Are We Healthier Because of Prescription Drug Advertising?
Remarkably not.
Despite the pharmaceutical industry contention that a better educated consumer who buys their products will be healthier because of receiving treatment for their symptoms. However, people in the US continue to suffer and die from chronic diseases like heart disease and diabetes at alarming rates. While wholly preventable through lifestyle changes, the symptoms of these conditions are the focus of many of drug therapies. (The patient stays alive long enough to buy a considerable amount of product.)
There is much more profit to be made off a symptomatic population than a healthy one. THAT is the motivation for the drug industry. Money.
The message to the public is that any kind of illness is normal because the industry has a treatments for the symptoms. And if your medications produce side effects, there are other medications that you can buy to treat these side effects. The reasoning becomes increasingly circular.
The resulting buying behaviors now affect the overall healthcare (in this case, a term I use ironically) industry by driving costs up for the same consumers who have bought into the fanciful world painted by the pharmaceutical companies.
Pharmaceutical companies and the healthcare industry garner greater profits while larger and larger portions of wage earners’ salaries go to supporting those profits. With the advent of so-called Obama care, these household expenditures have now become government mandated.
Life is good for the healthcare corporations.
We may however be reaching a breaking point in this profit equation. Just a few months ago, the American Medical Association (AMA) initiated a call to ban the television ads so vigorously put forth by Big Pharma. The reasoning: costs to the consumers. Patients are increasingly becoming unable to afford the high profit medications. At the same time, the selective advertising promotes certain expensive drugs exclusively when lower cost alternative medication are available to the consumer. Patient care is losing out.
A Healthy Alternative
As with any sales pitch, it is up to us, the consumers, to acknowledge or ignore the advertising. Being educated and invested in our own Health is our job, not that of pharmaceutical or health insurance companies.

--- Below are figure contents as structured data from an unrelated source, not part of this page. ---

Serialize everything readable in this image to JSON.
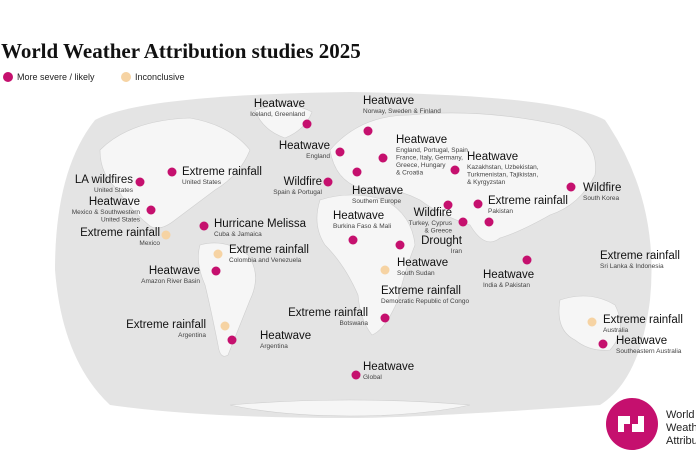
{
  "header": {
    "title": "World Weather Attribution studies 2025"
  },
  "legend": [
    {
      "label": "More severe / likely",
      "color": "#c5106e"
    },
    {
      "label": "Inconclusive",
      "color": "#f6d3a3"
    }
  ],
  "markers": [
    {
      "label": "Heatwave",
      "sublabel": [
        "Iceland, Greenland"
      ],
      "color": "#c5106e"
    },
    {
      "label": "Heatwave",
      "sublabel": [
        "Norway, Sweden & Finland"
      ],
      "color": "#c5106e"
    },
    {
      "label": "Heatwave",
      "sublabel": [
        "England"
      ],
      "color": "#c5106e"
    },
    {
      "label": "Heatwave",
      "sublabel": [
        "England, Portugal, Spain,",
        "France, Italy, Germany,",
        "Greece, Hungary",
        "& Croatia"
      ],
      "color": "#c5106e"
    },
    {
      "label": "Wildfire",
      "sublabel": [
        "Spain & Portugal"
      ],
      "color": "#c5106e"
    },
    {
      "label": "Heatwave",
      "sublabel": [
        "Southern Europe"
      ],
      "color": "#c5106e"
    },
    {
      "label": "Heatwave",
      "sublabel": [
        "Kazakhstan, Uzbekistan,",
        "Turkmenistan, Tajikistan,",
        "& Kyrgyzstan"
      ],
      "color": "#c5106e"
    },
    {
      "label": "Wildfire",
      "sublabel": [
        "South Korea"
      ],
      "color": "#c5106e"
    },
    {
      "label": "Extreme rainfall",
      "sublabel": [
        "Pakistan"
      ],
      "color": "#c5106e"
    },
    {
      "label": "Wildfire",
      "sublabel": [
        "Turkey, Cyprus",
        "& Greece"
      ],
      "color": "#c5106e"
    },
    {
      "label": "Drought",
      "sublabel": [
        "Iran"
      ],
      "color": "#c5106e"
    },
    {
      "label": "Heatwave",
      "sublabel": [
        "India & Pakistan"
      ],
      "color": "#c5106e"
    },
    {
      "label": "Extreme rainfall",
      "sublabel": [
        "Sri Lanka & Indonesia"
      ],
      "color": "#c5106e"
    },
    {
      "label": "Extreme rainfall",
      "sublabel": [
        "Australia"
      ],
      "color": "#f6d3a3"
    },
    {
      "label": "Heatwave",
      "sublabel": [
        "Southeastern Australia"
      ],
      "color": "#c5106e"
    },
    {
      "label": "Heatwave",
      "sublabel": [
        "Global"
      ],
      "color": "#c5106e"
    },
    {
      "label": "Extreme rainfall",
      "sublabel": [
        "Botswana"
      ],
      "color": "#c5106e"
    },
    {
      "label": "Extreme rainfall",
      "sublabel": [
        "Democratic Republic of Congo"
      ],
      "color": "#f6d3a3"
    },
    {
      "label": "Heatwave",
      "sublabel": [
        "South Sudan"
      ],
      "color": "#c5106e"
    },
    {
      "label": "Heatwave",
      "sublabel": [
        "Burkina Faso & Mali"
      ],
      "color": "#c5106e"
    },
    {
      "label": "Hurricane Melissa",
      "sublabel": [
        "Cuba & Jamaica"
      ],
      "color": "#c5106e"
    },
    {
      "label": "Extreme rainfall",
      "sublabel": [
        "Colombia and Venezuela"
      ],
      "color": "#f6d3a3"
    },
    {
      "label": "Extreme rainfall",
      "sublabel": [
        "Mexico"
      ],
      "color": "#f6d3a3"
    },
    {
      "label": "Heatwave",
      "sublabel": [
        "Mexico & Southwestern",
        "United States"
      ],
      "color": "#c5106e"
    },
    {
      "label": "LA wildfires",
      "sublabel": [
        "United States"
      ],
      "color": "#c5106e"
    },
    {
      "label": "Extreme rainfall",
      "sublabel": [
        "United States"
      ],
      "color": "#c5106e"
    },
    {
      "label": "Heatwave",
      "sublabel": [
        "Amazon River Basin"
      ],
      "color": "#c5106e"
    },
    {
      "label": "Extreme rainfall",
      "sublabel": [
        "Argentina"
      ],
      "color": "#f6d3a3"
    },
    {
      "label": "Heatwave",
      "sublabel": [
        "Argentina"
      ],
      "color": "#c5106e"
    }
  ],
  "logo": {
    "lines": [
      "World",
      "Weather",
      "Attribution"
    ]
  }
}
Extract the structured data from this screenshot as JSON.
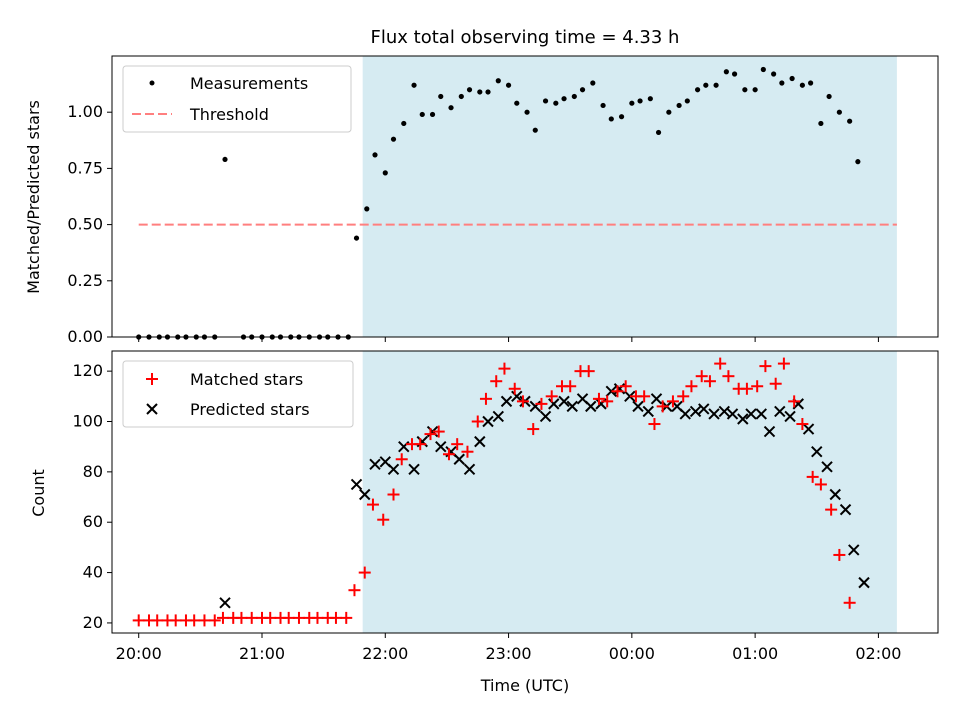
{
  "chart_data": [
    {
      "type": "scatter",
      "title": "Flux total observing time = 4.33 h",
      "xlabel": "",
      "ylabel": "Matched/Predicted stars",
      "ylim": [
        0,
        1.25
      ],
      "xlim": [
        "19:47",
        "02:29"
      ],
      "yticks": [
        "0.00",
        "0.25",
        "0.50",
        "0.75",
        "1.00"
      ],
      "yticks_values": [
        0,
        0.25,
        0.5,
        0.75,
        1.0
      ],
      "shaded_region": {
        "x_start": "21:49",
        "x_end": "02:09",
        "color": "#add8e6"
      },
      "threshold": {
        "name": "Threshold",
        "value": 0.5,
        "x_start": "20:00",
        "x_end": "02:09",
        "color": "#ff7f7f"
      },
      "legend": {
        "position": "top-left",
        "entries": [
          "Measurements",
          "Threshold"
        ]
      },
      "series": [
        {
          "name": "Measurements",
          "color": "#000000",
          "points": [
            [
              "20:00",
              0.0
            ],
            [
              "20:05",
              0.0
            ],
            [
              "20:10",
              0.0
            ],
            [
              "20:14",
              0.0
            ],
            [
              "20:19",
              0.0
            ],
            [
              "20:23",
              0.0
            ],
            [
              "20:28",
              0.0
            ],
            [
              "20:32",
              0.0
            ],
            [
              "20:37",
              0.0
            ],
            [
              "20:42",
              0.79
            ],
            [
              "20:51",
              0.0
            ],
            [
              "20:55",
              0.0
            ],
            [
              "21:00",
              0.0
            ],
            [
              "21:05",
              0.0
            ],
            [
              "21:09",
              0.0
            ],
            [
              "21:14",
              0.0
            ],
            [
              "21:18",
              0.0
            ],
            [
              "21:23",
              0.0
            ],
            [
              "21:28",
              0.0
            ],
            [
              "21:32",
              0.0
            ],
            [
              "21:37",
              0.0
            ],
            [
              "21:42",
              0.0
            ],
            [
              "21:46",
              0.44
            ],
            [
              "21:51",
              0.57
            ],
            [
              "21:55",
              0.81
            ],
            [
              "22:00",
              0.73
            ],
            [
              "22:04",
              0.88
            ],
            [
              "22:09",
              0.95
            ],
            [
              "22:14",
              1.12
            ],
            [
              "22:18",
              0.99
            ],
            [
              "22:23",
              0.99
            ],
            [
              "22:27",
              1.07
            ],
            [
              "22:32",
              1.02
            ],
            [
              "22:37",
              1.07
            ],
            [
              "22:41",
              1.1
            ],
            [
              "22:46",
              1.09
            ],
            [
              "22:50",
              1.09
            ],
            [
              "22:55",
              1.14
            ],
            [
              "23:00",
              1.12
            ],
            [
              "23:04",
              1.04
            ],
            [
              "23:09",
              1.0
            ],
            [
              "23:13",
              0.92
            ],
            [
              "23:18",
              1.05
            ],
            [
              "23:23",
              1.04
            ],
            [
              "23:27",
              1.06
            ],
            [
              "23:32",
              1.07
            ],
            [
              "23:36",
              1.1
            ],
            [
              "23:41",
              1.13
            ],
            [
              "23:46",
              1.03
            ],
            [
              "23:50",
              0.97
            ],
            [
              "23:55",
              0.98
            ],
            [
              "00:00",
              1.04
            ],
            [
              "00:04",
              1.05
            ],
            [
              "00:09",
              1.06
            ],
            [
              "00:13",
              0.91
            ],
            [
              "00:18",
              1.0
            ],
            [
              "00:23",
              1.03
            ],
            [
              "00:27",
              1.05
            ],
            [
              "00:32",
              1.1
            ],
            [
              "00:36",
              1.12
            ],
            [
              "00:41",
              1.12
            ],
            [
              "00:46",
              1.18
            ],
            [
              "00:50",
              1.17
            ],
            [
              "00:55",
              1.1
            ],
            [
              "01:00",
              1.1
            ],
            [
              "01:04",
              1.19
            ],
            [
              "01:09",
              1.17
            ],
            [
              "01:13",
              1.13
            ],
            [
              "01:18",
              1.15
            ],
            [
              "01:23",
              1.12
            ],
            [
              "01:27",
              1.13
            ],
            [
              "01:32",
              0.95
            ],
            [
              "01:36",
              1.07
            ],
            [
              "01:41",
              1.0
            ],
            [
              "01:46",
              0.96
            ],
            [
              "01:50",
              0.78
            ]
          ]
        }
      ]
    },
    {
      "type": "scatter",
      "title": "",
      "xlabel": "Time (UTC)",
      "ylabel": "Count",
      "ylim": [
        16,
        128
      ],
      "xlim": [
        "19:47",
        "02:29"
      ],
      "xticks": [
        "20:00",
        "21:00",
        "22:00",
        "23:00",
        "00:00",
        "01:00",
        "02:00"
      ],
      "yticks": [
        "20",
        "40",
        "60",
        "80",
        "100",
        "120"
      ],
      "yticks_values": [
        20,
        40,
        60,
        80,
        100,
        120
      ],
      "shaded_region": {
        "x_start": "21:49",
        "x_end": "02:09",
        "color": "#add8e6"
      },
      "legend": {
        "position": "top-left",
        "entries": [
          "Matched stars",
          "Predicted stars"
        ]
      },
      "series": [
        {
          "name": "Matched stars",
          "marker": "+",
          "color": "#ff0000",
          "points": [
            [
              "20:00",
              21
            ],
            [
              "20:05",
              21
            ],
            [
              "20:09",
              21
            ],
            [
              "20:14",
              21
            ],
            [
              "20:18",
              21
            ],
            [
              "20:23",
              21
            ],
            [
              "20:27",
              21
            ],
            [
              "20:32",
              21
            ],
            [
              "20:37",
              21
            ],
            [
              "20:41",
              22
            ],
            [
              "20:46",
              22
            ],
            [
              "20:50",
              22
            ],
            [
              "20:55",
              22
            ],
            [
              "21:00",
              22
            ],
            [
              "21:04",
              22
            ],
            [
              "21:09",
              22
            ],
            [
              "21:13",
              22
            ],
            [
              "21:18",
              22
            ],
            [
              "21:23",
              22
            ],
            [
              "21:27",
              22
            ],
            [
              "21:32",
              22
            ],
            [
              "21:36",
              22
            ],
            [
              "21:41",
              22
            ],
            [
              "21:45",
              33
            ],
            [
              "21:50",
              40
            ],
            [
              "21:54",
              67
            ],
            [
              "21:59",
              61
            ],
            [
              "22:04",
              71
            ],
            [
              "22:08",
              85
            ],
            [
              "22:13",
              91
            ],
            [
              "22:17",
              91
            ],
            [
              "22:22",
              95
            ],
            [
              "22:26",
              96
            ],
            [
              "22:31",
              87
            ],
            [
              "22:35",
              91
            ],
            [
              "22:40",
              88
            ],
            [
              "22:45",
              100
            ],
            [
              "22:49",
              109
            ],
            [
              "22:54",
              116
            ],
            [
              "22:58",
              121
            ],
            [
              "23:03",
              113
            ],
            [
              "23:07",
              108
            ],
            [
              "23:12",
              97
            ],
            [
              "23:16",
              107
            ],
            [
              "23:21",
              110
            ],
            [
              "23:26",
              114
            ],
            [
              "23:30",
              114
            ],
            [
              "23:35",
              120
            ],
            [
              "23:39",
              120
            ],
            [
              "23:44",
              109
            ],
            [
              "23:48",
              108
            ],
            [
              "23:53",
              112
            ],
            [
              "23:57",
              114
            ],
            [
              "00:02",
              110
            ],
            [
              "00:06",
              110
            ],
            [
              "00:11",
              99
            ],
            [
              "00:15",
              106
            ],
            [
              "00:20",
              108
            ],
            [
              "00:25",
              110
            ],
            [
              "00:29",
              114
            ],
            [
              "00:34",
              118
            ],
            [
              "00:38",
              116
            ],
            [
              "00:43",
              123
            ],
            [
              "00:47",
              118
            ],
            [
              "00:52",
              113
            ],
            [
              "00:56",
              113
            ],
            [
              "01:01",
              114
            ],
            [
              "01:05",
              122
            ],
            [
              "01:10",
              115
            ],
            [
              "01:14",
              123
            ],
            [
              "01:19",
              108
            ],
            [
              "01:23",
              99
            ],
            [
              "01:28",
              78
            ],
            [
              "01:32",
              75
            ],
            [
              "01:37",
              65
            ],
            [
              "01:41",
              47
            ],
            [
              "01:46",
              28
            ]
          ]
        },
        {
          "name": "Predicted stars",
          "marker": "x",
          "color": "#000000",
          "points": [
            [
              "20:42",
              28
            ],
            [
              "21:46",
              75
            ],
            [
              "21:50",
              71
            ],
            [
              "21:55",
              83
            ],
            [
              "22:00",
              84
            ],
            [
              "22:04",
              81
            ],
            [
              "22:09",
              90
            ],
            [
              "22:14",
              81
            ],
            [
              "22:18",
              92
            ],
            [
              "22:23",
              96
            ],
            [
              "22:27",
              90
            ],
            [
              "22:32",
              88
            ],
            [
              "22:36",
              85
            ],
            [
              "22:41",
              81
            ],
            [
              "22:46",
              92
            ],
            [
              "22:50",
              100
            ],
            [
              "22:55",
              102
            ],
            [
              "22:59",
              108
            ],
            [
              "23:04",
              110
            ],
            [
              "23:08",
              108
            ],
            [
              "23:13",
              106
            ],
            [
              "23:18",
              102
            ],
            [
              "23:22",
              107
            ],
            [
              "23:27",
              108
            ],
            [
              "23:31",
              106
            ],
            [
              "23:36",
              109
            ],
            [
              "23:40",
              106
            ],
            [
              "23:45",
              107
            ],
            [
              "23:50",
              112
            ],
            [
              "23:54",
              113
            ],
            [
              "23:59",
              110
            ],
            [
              "00:03",
              106
            ],
            [
              "00:08",
              104
            ],
            [
              "00:12",
              109
            ],
            [
              "00:17",
              106
            ],
            [
              "00:22",
              106
            ],
            [
              "00:26",
              103
            ],
            [
              "00:31",
              104
            ],
            [
              "00:35",
              105
            ],
            [
              "00:40",
              103
            ],
            [
              "00:45",
              104
            ],
            [
              "00:49",
              103
            ],
            [
              "00:54",
              101
            ],
            [
              "00:58",
              103
            ],
            [
              "01:03",
              103
            ],
            [
              "01:07",
              96
            ],
            [
              "01:12",
              104
            ],
            [
              "01:17",
              102
            ],
            [
              "01:21",
              107
            ],
            [
              "01:26",
              97
            ],
            [
              "01:30",
              88
            ],
            [
              "01:35",
              82
            ],
            [
              "01:39",
              71
            ],
            [
              "01:44",
              65
            ],
            [
              "01:48",
              49
            ],
            [
              "01:53",
              36
            ]
          ]
        }
      ]
    }
  ]
}
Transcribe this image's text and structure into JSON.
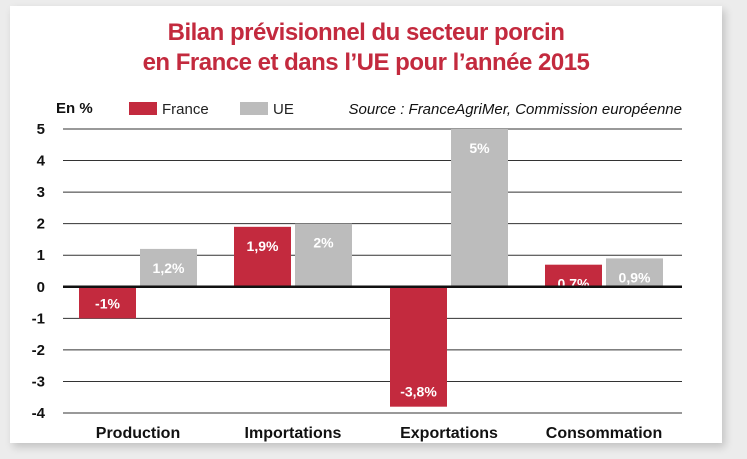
{
  "chart_data": {
    "type": "bar",
    "title_lines": [
      "Bilan prévisionnel du secteur porcin",
      "en France et dans l’UE pour l’année 2015"
    ],
    "unit_label": "En %",
    "source": "Source : FranceAgriMer, Commission européenne",
    "categories": [
      "Production",
      "Importations",
      "Exportations",
      "Consommation"
    ],
    "series": [
      {
        "name": "France",
        "color": "#c32a3e",
        "values": [
          -1,
          1.9,
          -3.8,
          0.7
        ],
        "labels": [
          "-1%",
          "1,9%",
          "-3,8%",
          "0,7%"
        ]
      },
      {
        "name": "UE",
        "color": "#bcbcbc",
        "values": [
          1.2,
          2,
          5,
          0.9
        ],
        "labels": [
          "1,2%",
          "2%",
          "5%",
          "0,9%"
        ]
      }
    ],
    "ylim": [
      -4,
      5
    ],
    "yticks": [
      "5",
      "4",
      "3",
      "2",
      "1",
      "0",
      "-1",
      "-2",
      "-3",
      "-4"
    ],
    "grid": true,
    "legend_position": "top-left"
  }
}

As a form of treatment, pharmaceuticals have their place in the overall healthcare spectrum but they do not represent the only and best option each time.
Be smart. Embrace your responsibility to yourself and your family by making intelligent lifestyle choices.
- Eat nutritious food
- Drink plenty of water
- Get your body moving with exercise
- Give your body the rest it needs
- Feed your mind as well as your body
- Find enjoyment in Life and share it with others
The solution is as simple. Appreciate what is important to you and your family, not what is important to some corporate industry. You are responsible for your Health and happiness, so enjoy!
Greed, envy, sloth, pride and gluttony: these are not vices anymore. No, these are marketing tools. Lust is our way of life. Envy is just a nudge towards another sale. Even in our relationships we consume each other, each of us looking for what we can get out of the other. Our appetites are often satisfied at the expense of those around us. In a dog-eat-dog world we lose part of our humanity.